I want to create a way to test different layouts on a page to see which get more conversions.
For example. If I have 2 versions of a page and I send 50% to page A and 50% to page B and see which one converts more sales.
So I am thinking maybe use .htaccess to rewrite half to page A and the other half to page B.
But how can I do that with .htaccess is there a way? do I need to use PHP instead to do this?
Also if there is a better way to do this, or any cautions I should be aware of, please let me know.
Lots of ways to deal with it on your own code. If however you're already using Google Analytics and don't care to use javascript for the test, spare yourself a lot of trouble and look at http://www.google.com/websiteoptimizer/index.html
Update (Reconfine): Google website optimizer no longer exists, this has been replaced with "Google Analytics content experiments" https://developers.google.com/analytics/devguides/platform/experiments-overview
I would do that using php, following way:
After the user got to the default php file, i would store his browser data in a db table, and the active layout identifier (filename, row id, etc...).

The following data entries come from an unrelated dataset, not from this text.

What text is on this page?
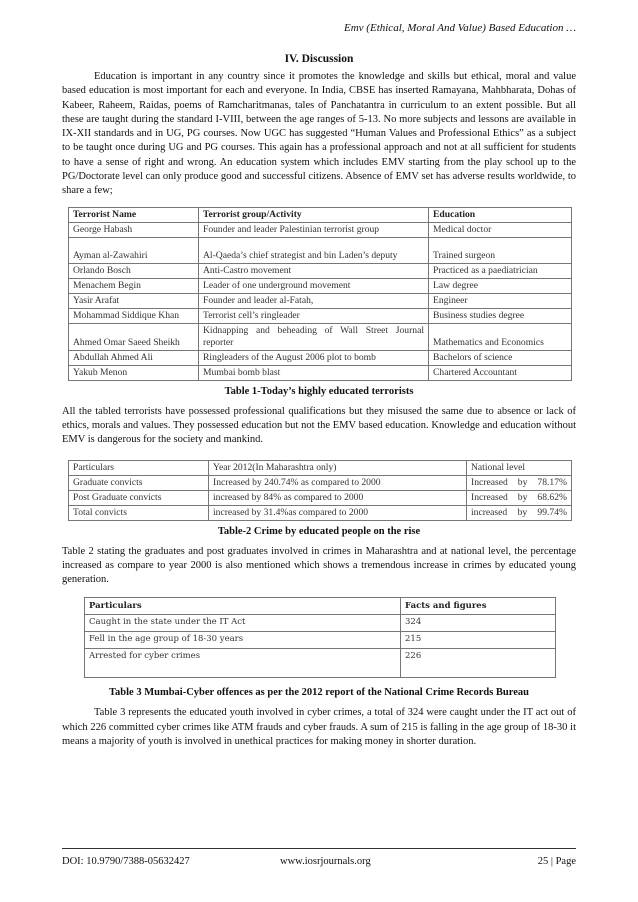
Emv (Ethical, Moral And Value) Based Education …
IV. Discussion

Education is important in any country since it promotes the knowledge and skills but ethical, moral and value based education is most important for each and everyone. In India, CBSE has inserted Ramayana, Mahbharata, Dohas of Kabeer, Raheem, Raidas, poems of Ramcharitmanas, tales of Panchatantra in curriculum to an extent possible. But all these are taught during the standard I-VIII, between the age ranges of 5-13. No more subjects and lessons are available in IX-XII standards and in UG, PG courses. Now UGC has suggested “Human Values and Professional Ethics” as a subject to be taught once during UG and PG courses. This again has a professional approach and not at all sufficient for students to have a sense of right and wrong. An education system which includes EMV starting from the play school up to the PG/Doctorate level can only produce good and successful citizens. Absence of EMV set has adverse results worldwide, to share a few;

Terrorist Name	Terrorist group/Activity	Education
George Habash	Founder and leader Palestinian terrorist group	Medical doctor
Ayman al-Zawahiri	Al-Qaeda’s chief strategist and bin Laden’s deputy	Trained surgeon
Orlando Bosch	Anti-Castro movement	Practiced as a paediatrician
Menachem Begin	Leader of one underground movement	Law degree
Yasir Arafat	Founder and leader al-Fatah,	Engineer
Mohammad Siddique Khan	Terrorist cell’s ringleader	Business studies degree
Ahmed Omar Saeed Sheikh	Kidnapping and beheading of Wall Street Journal reporter	Mathematics and Economics
Abdullah Ahmed Ali	Ringleaders of the August 2006 plot to bomb	Bachelors of science
Yakub Menon	Mumbai bomb blast	Chartered Accountant
Table 1-Today’s highly educated terrorists

All the tabled terrorists have possessed professional qualifications but they misused the same due to absence or lack of ethics, morals and values. They possessed education but not the EMV based education. Knowledge and education without EMV is dangerous for the society and mankind.

Particulars	Year 2012(In Maharashtra only)	National level
Graduate convicts	Increased by 240.74% as compared to 2000	Increased by 78.17%
Post Graduate convicts	increased by 84% as compared to 2000	Increased by 68.62%
Total convicts	increased by 31.4%as compared to 2000	increased by 99.74%
Table-2 Crime by educated people on the rise

Table 2 stating the graduates and post graduates involved in crimes in Maharashtra and at national level, the percentage increased as compare to year 2000 is also mentioned which shows a tremendous increase in crimes by educated young generation.

Particulars	Facts and figures
Caught in the state under the IT Act	324
Fell in the age group of 18-30 years	215
Arrested for cyber crimes	226
Table 3 Mumbai-Cyber offences as per the 2012 report of the National Crime Records Bureau

Table 3 represents the educated youth involved in cyber crimes, a total of 324 were caught under the IT act out of which 226 committed cyber crimes like ATM frauds and cyber frauds. A sum of 215 is falling in the age group of 18-30 it means a majority of youth is involved in unethical practices for making money in shorter duration.

DOI: 10.9790/7388-05632427	www.iosrjournals.org	25 | Page
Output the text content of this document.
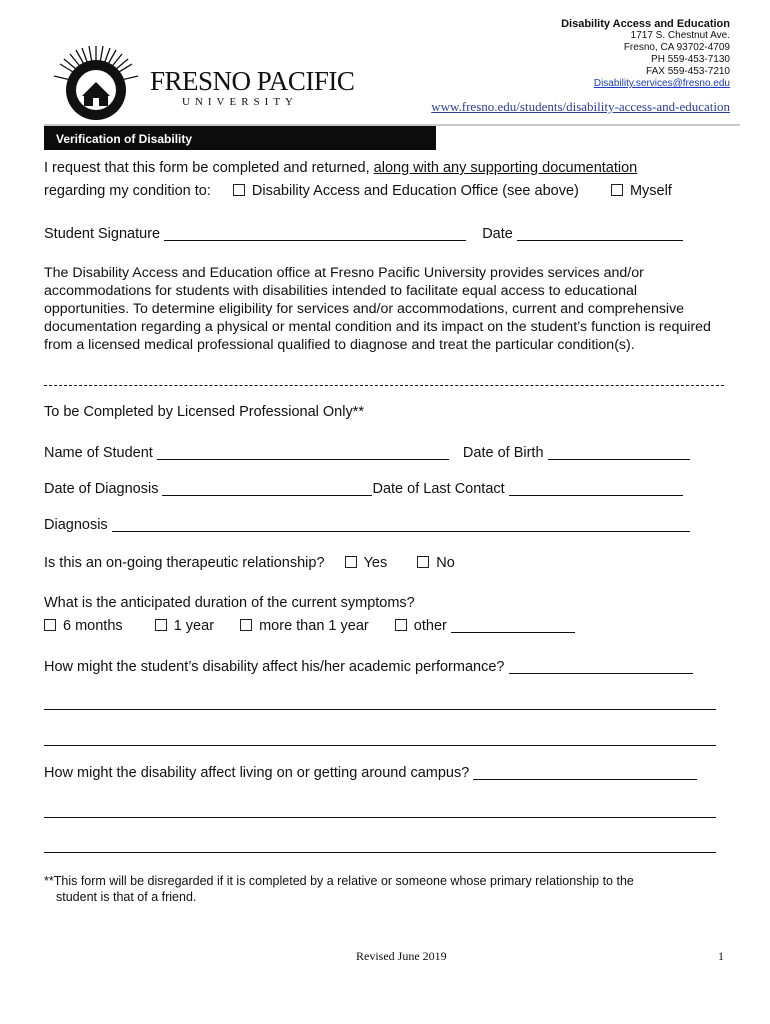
Disability Access and Education
1717 S. Chestnut Ave.
Fresno, CA 93702-4709
PH 559-453-7130
FAX 559-453-7210
Disability.services@fresno.edu
FRESNO PACIFIC
UNIVERSITY	www.fresno.edu/students/disability-access-and-education
Verification of Disability
I request that this form be completed and returned, along with any supporting documentation
regarding my condition to:	Disability Access and Education Office (see above)	Myself
Student Signature	Date
The Disability Access and Education office at Fresno Pacific University provides services and/or accommodations for students with disabilities intended to facilitate equal access to educational opportunities. To determine eligibility for services and/or accommodations, current and comprehensive documentation regarding a physical or mental condition and its impact on the student’s function is required from a licensed medical professional qualified to diagnose and treat the particular condition(s).
To be Completed by Licensed Professional Only**
Name of Student	Date of Birth
Date of Diagnosis	Date of Last Contact
Diagnosis
Is this an on-going therapeutic relationship?	Yes	No
What is the anticipated duration of the current symptoms?
6 months	1 year	more than 1 year	other
How might the student’s disability affect his/her academic performance?
How might the disability affect living on or getting around campus?
**This form will be disregarded if it is completed by a relative or someone whose primary relationship to the
student is that of a friend.
Revised June 2019	1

Everytime the server gets a request from this user, it shows the page, mapped to him.
But! If you have two independent pages, i would only store how many people visited site one, and site two, and redirect them to page A, and to page B by a 50% division.

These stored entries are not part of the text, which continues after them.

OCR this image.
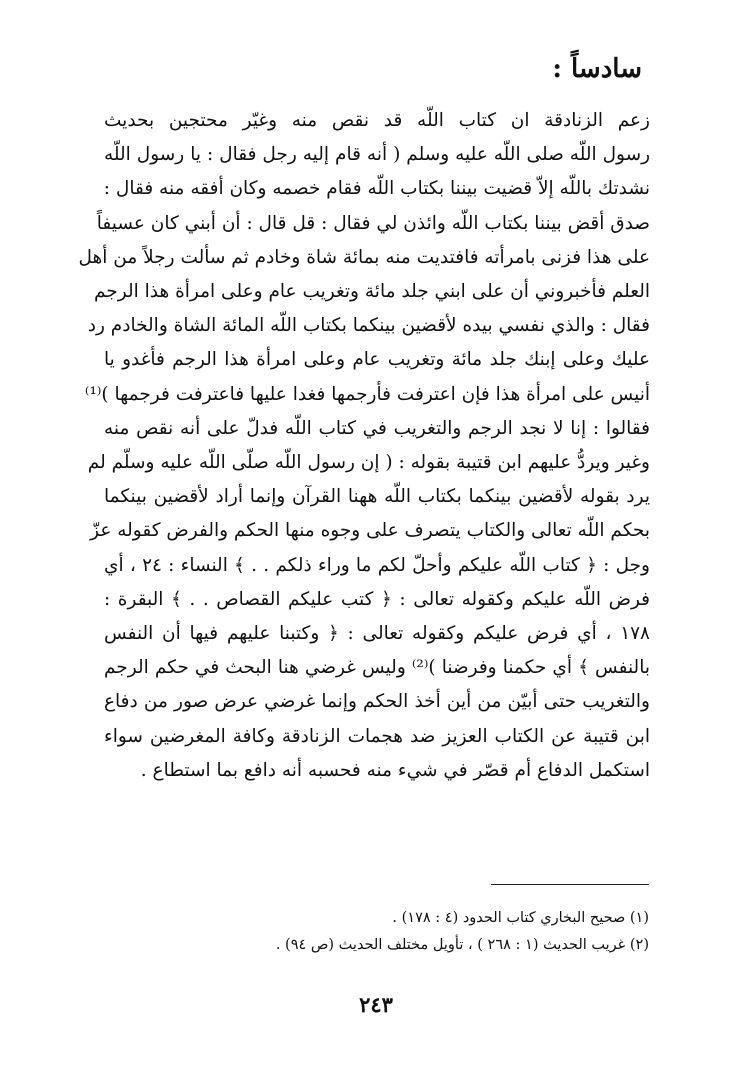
سادساً :
زعم الزنادقة ان كتاب اللّه قد نقص منه وغيّر محتجين بحديث
رسول اللّه صلى اللّه عليه وسلم ( أنه قام إليه رجل فقال : يا رسول اللّه
نشدتك باللّه إلاّ قضيت بيننا بكتاب اللّه فقام خصمه وكان أفقه منه فقال :
صدق أقض بيننا بكتاب اللّه وائذن لي فقال : قل قال : أن أبني كان عسيفاً
على هذا فزنى بامرأته فافتديت منه بمائة شاة وخادم ثم سألت رجلاً من أهل
العلم فأخبروني أن على ابني جلد مائة وتغريب عام وعلى امرأة هذا الرجم
فقال : والذي نفسي بيده لأقضين بينكما بكتاب اللّه المائة الشاة والخادم رد
عليك وعلى إبنك جلد مائة وتغريب عام وعلى امرأة هذا الرجم فأغدو يا
أنيس على امرأة هذا فإن اعترفت فأرجمها فغدا عليها فاعترفت فرجمها )⁽¹⁾
فقالوا : إنا لا نجد الرجم والتغريب في كتاب اللّه فدلّ على أنه نقص منه
وغير ويردُّ عليهم ابن قتيبة بقوله : ( إن رسول اللّه صلّى اللّه عليه وسلّم لم
يرد بقوله لأقضين بينكما بكتاب اللّه ههنا القرآن وإنما أراد لأقضين بينكما
بحكم اللّه تعالى والكتاب يتصرف على وجوه منها الحكم والفرض كقوله عزّ
وجل : ﴿ كتاب اللّه عليكم وأحلّ لكم ما وراء ذلكم . . ﴾ النساء : ٢٤ ، أي
فرض اللّه عليكم وكقوله تعالى : ﴿ كتب عليكم القصاص . . ﴾ البقرة :
١٧٨ ، أي فرض عليكم وكقوله تعالى : ﴿ وكتبنا عليهم فيها أن النفس
بالنفس ﴾ أي حكمنا وفرضنا )⁽²⁾ وليس غرضي هنا البحث في حكم الرجم
والتغريب حتى أبيّن من أين أخذ الحكم وإنما غرضي عرض صور من دفاع
ابن قتيبة عن الكتاب العزيز ضد هجمات الزنادقة وكافة المغرضين سواء
استكمل الدفاع أم قصّر في شيء منه فحسبه أنه دافع بما استطاع .
(١) صحيح البخاري كتاب الحدود (٤ : ١٧٨) .
(٢) غريب الحديث (١ : ٢٦٨ ) ، تأويل مختلف الحديث (ص ٩٤) .
٢٤٣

If you've got a supported database and are using PHP 5.2 or later, you can use a free split testing library called phpScenario, found at www.phpscenario.org
Then you write more or less something like this:
require_once 'scenario_setup.php'; // you write this
if (Scenario::IsControl('experimentname')) {
// read and output version 1
} else {
// read and output version 2
}
Then when you get to your conversion point (say, sign up):
require_once 'scenario_setup.php'; // same
Scenario::Complete('experimentname');
And to view the stats (probably on your admin page):
require_once 'scenario_setup.php'; // yup
Scenario::RenderXml('experimentname');
I think php will be very useful. For example, you can use rand or push a variable in a file :
$int = file_get_contents('var');
if ($int) {
$int++;
} else{
$int = 1;
}
if (($int % 2) == 0) {
header('Location: url1);
} else {
header('Location: url2);
}
file_put_contents ('var', $int);
With apache, you have to setup a load balancer : http://httpd.apache.org/docs/2.1/mod/mod_proxy_balancer.html
I would use php personally. Then you can save which page layout you chose for them as a session var making it easy to load that layout on each page refresh. You would probably also want to save into the database with their username (if they login) and if they visit later show them the same layout.